Nécrologie de Chéri Chérin : Mort d’un Immortel

Le peintre Joseph Kinkonda, décédé dimanche à Kinshasa, a toujours été un farceur. Son nom de scène le révèle déjà : il s’appelait Chéri Chérin depuis les années 1970, bien avant d’être considéré comme l’un des artistes les plus importants de la République démocratique du Congo, et c’était audacieux. Parce que Chéri, bien sûr, ça veut dire chéri.

Mais Chérin est un acronyme : le C signifie créateur, donc créateur, H pour hors série – extraordinaire – puis vient un « E » pour expressionniste, un « R » pour remarquable, notable, et enfin « IN », que inégalable devrait signifier – inaccessible.

Son œuvre joue également avec ces exagérations : en 2019, il réalise un autoportrait grand format qui le montre sous quatre perspectives dans quatre phases de sa vie, en jeune beau, en trentenaire sceptique, en bestager et en vieux maître. Et comment appelle-t-il cette séquence virtuose de figures de sa propre fugacité ? « L’Immortel ». L’artiste ne meurt jamais, explique une inscription en bord du tableau. « Il ne peut pas se taire », il ne peut pas se taire.

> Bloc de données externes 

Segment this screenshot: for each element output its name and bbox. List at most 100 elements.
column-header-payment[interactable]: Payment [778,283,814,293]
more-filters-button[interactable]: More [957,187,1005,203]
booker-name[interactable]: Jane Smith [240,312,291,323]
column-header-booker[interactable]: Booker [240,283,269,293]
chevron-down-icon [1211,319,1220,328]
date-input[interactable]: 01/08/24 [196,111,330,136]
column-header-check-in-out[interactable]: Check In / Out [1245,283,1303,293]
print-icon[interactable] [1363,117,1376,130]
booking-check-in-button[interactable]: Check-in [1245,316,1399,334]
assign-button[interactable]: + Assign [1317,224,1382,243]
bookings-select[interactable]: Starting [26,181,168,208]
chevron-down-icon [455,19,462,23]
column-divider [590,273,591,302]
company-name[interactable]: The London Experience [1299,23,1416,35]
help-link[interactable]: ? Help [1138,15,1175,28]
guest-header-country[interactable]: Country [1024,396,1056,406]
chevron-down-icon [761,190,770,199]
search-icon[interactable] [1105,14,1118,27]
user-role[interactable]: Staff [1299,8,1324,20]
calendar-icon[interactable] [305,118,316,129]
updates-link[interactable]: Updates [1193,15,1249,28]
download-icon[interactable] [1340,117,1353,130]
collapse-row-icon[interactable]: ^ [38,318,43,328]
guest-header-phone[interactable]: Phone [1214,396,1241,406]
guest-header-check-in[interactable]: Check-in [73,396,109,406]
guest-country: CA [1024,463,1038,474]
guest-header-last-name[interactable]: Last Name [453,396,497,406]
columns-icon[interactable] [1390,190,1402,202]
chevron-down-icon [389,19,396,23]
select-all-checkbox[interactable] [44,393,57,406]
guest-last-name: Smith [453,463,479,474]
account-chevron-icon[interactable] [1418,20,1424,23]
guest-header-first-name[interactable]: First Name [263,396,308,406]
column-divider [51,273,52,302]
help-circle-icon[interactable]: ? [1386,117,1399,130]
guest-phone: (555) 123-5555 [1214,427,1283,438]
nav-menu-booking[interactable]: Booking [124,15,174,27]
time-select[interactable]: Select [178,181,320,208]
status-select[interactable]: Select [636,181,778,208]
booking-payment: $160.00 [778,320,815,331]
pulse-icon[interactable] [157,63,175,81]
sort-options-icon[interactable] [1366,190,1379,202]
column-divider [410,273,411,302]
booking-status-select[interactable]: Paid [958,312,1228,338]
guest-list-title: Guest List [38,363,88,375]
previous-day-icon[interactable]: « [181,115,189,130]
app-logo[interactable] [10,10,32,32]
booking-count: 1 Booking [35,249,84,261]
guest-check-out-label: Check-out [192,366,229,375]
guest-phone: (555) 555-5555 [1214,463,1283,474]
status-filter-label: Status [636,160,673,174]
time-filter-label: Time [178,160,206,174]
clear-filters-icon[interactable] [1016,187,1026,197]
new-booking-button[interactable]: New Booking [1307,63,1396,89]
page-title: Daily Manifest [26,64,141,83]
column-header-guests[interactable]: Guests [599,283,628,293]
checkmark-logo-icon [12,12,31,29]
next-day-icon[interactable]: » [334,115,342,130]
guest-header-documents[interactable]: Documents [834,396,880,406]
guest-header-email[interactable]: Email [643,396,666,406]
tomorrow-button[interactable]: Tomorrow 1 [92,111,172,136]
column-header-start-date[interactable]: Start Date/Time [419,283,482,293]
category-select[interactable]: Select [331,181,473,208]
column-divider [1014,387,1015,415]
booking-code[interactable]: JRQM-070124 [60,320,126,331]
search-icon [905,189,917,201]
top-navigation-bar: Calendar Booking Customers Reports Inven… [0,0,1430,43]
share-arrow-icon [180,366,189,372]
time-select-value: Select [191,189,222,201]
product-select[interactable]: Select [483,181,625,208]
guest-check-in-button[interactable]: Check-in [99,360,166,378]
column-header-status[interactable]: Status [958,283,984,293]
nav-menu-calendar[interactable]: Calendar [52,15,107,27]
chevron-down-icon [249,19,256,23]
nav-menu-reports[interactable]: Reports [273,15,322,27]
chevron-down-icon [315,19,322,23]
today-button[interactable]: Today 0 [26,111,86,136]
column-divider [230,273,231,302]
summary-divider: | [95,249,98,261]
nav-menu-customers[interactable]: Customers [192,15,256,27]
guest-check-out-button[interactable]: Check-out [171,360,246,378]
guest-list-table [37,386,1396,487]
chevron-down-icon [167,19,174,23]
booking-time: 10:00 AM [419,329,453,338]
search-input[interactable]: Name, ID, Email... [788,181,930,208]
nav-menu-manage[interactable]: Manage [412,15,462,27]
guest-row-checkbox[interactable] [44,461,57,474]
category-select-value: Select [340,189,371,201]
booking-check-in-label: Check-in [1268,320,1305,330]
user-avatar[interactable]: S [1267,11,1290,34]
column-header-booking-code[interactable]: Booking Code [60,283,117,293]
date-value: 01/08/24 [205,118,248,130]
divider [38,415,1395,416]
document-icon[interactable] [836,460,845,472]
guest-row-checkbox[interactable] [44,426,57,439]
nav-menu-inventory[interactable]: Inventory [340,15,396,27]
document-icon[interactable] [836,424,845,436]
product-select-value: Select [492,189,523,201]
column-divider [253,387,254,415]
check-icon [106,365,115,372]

Cette confiance en soi ironiquement affichée formule une revendication esthétique de son propre travail et une déclaration politique de guerre : même après la mort, la peinture de Chérin s’affirme contre l’ignorance du monde de l’art occidental. Sans le romantiser, il entre en contact avec la tradition picturale du Congo qui avait été supprimée par les occupants européens.

Non, les gens ne se laisseront plus rabaisser – et surtout pas dans leur propre pays : lorsque Chéri Chérin est né en 1955, le règne de la terreur belge existait encore au Congo. Sa ville natale s’appelle toujours Léopoldville, et non Kinshasa, et elle compte moins de 300 000 habitants. Aujourd’hui, ils sont 15 millions.

Processus d’urbanisation

Le processus explosif d’urbanisation et ses bouleversements sociaux transparaissent dans les peintures de Chérin, dont l’atelier se trouvait dans le quartier mal réputé de M’Ndjili. Un tableau de 2002 exposé dans le Musée de l’Afrique décolonisé de Bruxelles apparaît emblématique : accroupi devant une cabane jaune, un guérisseur se concentre sur la saignée d’un poulet décapité.

Il soigne à peu près tous les maux, du SIDA à la magie, du diabète aux rhumatismes. Les patients qui attendent semblent sceptiques. Mais à quoi cela sert-il : un mur sépare la cour du guérisseur de l’hôpital fermé et d’un blanc éclatant en arrière-plan. « Combattez pour la survie » est le titre de la photo. Tout le monde n’a pas les mêmes opportunités.